Being a Kilkenny person from The Rower, the first year I was here Wexford won the All Ireland. I thought it was a bad start but we were all very supportive of the Wexford people. The company allowed us to work on the Saturday so they could all have the Monday off to celebrate the win. It was very family orientated and if they could accommodate someone they would.
Declan Cottrell:
I deferred a year after leaving the Good Counsel and got a job in Lake Region. It was meant to be temporary. I was just gone 17. There were great friendships forged. We were all a similar age and we grew up together. We would all go into town when we finished on a Friday evening a couple times a month. There was a social club here from day one. I remember our first Christmas party in 1995. It was in the Ard RĂ hotel in Waterford. We went on a bus.
I started off in production, working in the coil winding area. The company supported me with further education. I went back to college over seven years doing classes at WIT. I got a degree in manufacturing engineering. When I was doing my course the company accommodated me so my shifts were changed. That was all fully supported by the company. I went from working in production to being a supervisor, then once I had my diploma I started in maintenance. Since then I’ve become maintenance supervisor. Now I am engineering group leader for maintenance and facilities.
When I left school I had a different outlook on what I was doing. When some of us started on the bottom floor of the first building was only occupied. It was 1,800 sqm occupied by production and services and now the site is 12000sqm.
Marcella Kehoe:
I was working in a completely different area: accounting and bookkeeping. There was no such thing as minimum wage. The poor were extremely poor. One of my neighbours got a job here. She was working here and I spoke to her about the job and she told me how much she was earning. She got my number and the next day I got a call for the interview.

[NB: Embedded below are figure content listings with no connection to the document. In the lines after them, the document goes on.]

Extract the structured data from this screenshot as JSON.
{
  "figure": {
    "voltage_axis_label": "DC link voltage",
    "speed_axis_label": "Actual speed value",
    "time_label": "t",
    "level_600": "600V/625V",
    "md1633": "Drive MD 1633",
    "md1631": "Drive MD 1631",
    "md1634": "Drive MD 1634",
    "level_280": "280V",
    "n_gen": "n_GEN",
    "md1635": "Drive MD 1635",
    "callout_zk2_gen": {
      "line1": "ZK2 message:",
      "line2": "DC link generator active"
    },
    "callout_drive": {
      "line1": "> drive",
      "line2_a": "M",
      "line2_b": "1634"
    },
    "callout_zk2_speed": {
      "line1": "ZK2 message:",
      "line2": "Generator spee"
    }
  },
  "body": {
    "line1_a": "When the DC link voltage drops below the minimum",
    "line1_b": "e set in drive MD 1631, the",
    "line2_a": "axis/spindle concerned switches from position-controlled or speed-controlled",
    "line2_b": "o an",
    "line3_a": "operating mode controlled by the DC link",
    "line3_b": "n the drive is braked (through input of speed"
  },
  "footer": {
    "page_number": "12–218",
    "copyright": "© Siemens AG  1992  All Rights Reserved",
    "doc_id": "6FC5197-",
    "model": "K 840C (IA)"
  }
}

The diversity within the company all happened overnight. It came after the ascension countries came into the EU. Then we got more international work in.
I am working directly on the line where you could be working with people from three of four different countries, races, religions. Everyone gets on fine. We joke that we have work husbands and wives in here. The funniest moment I can remember is when I actually got lost in here. I used to work in a pokey office before I started, mainly alone. It was a small company at the time. I can only imagine what it would be like if I started here now. God help me!’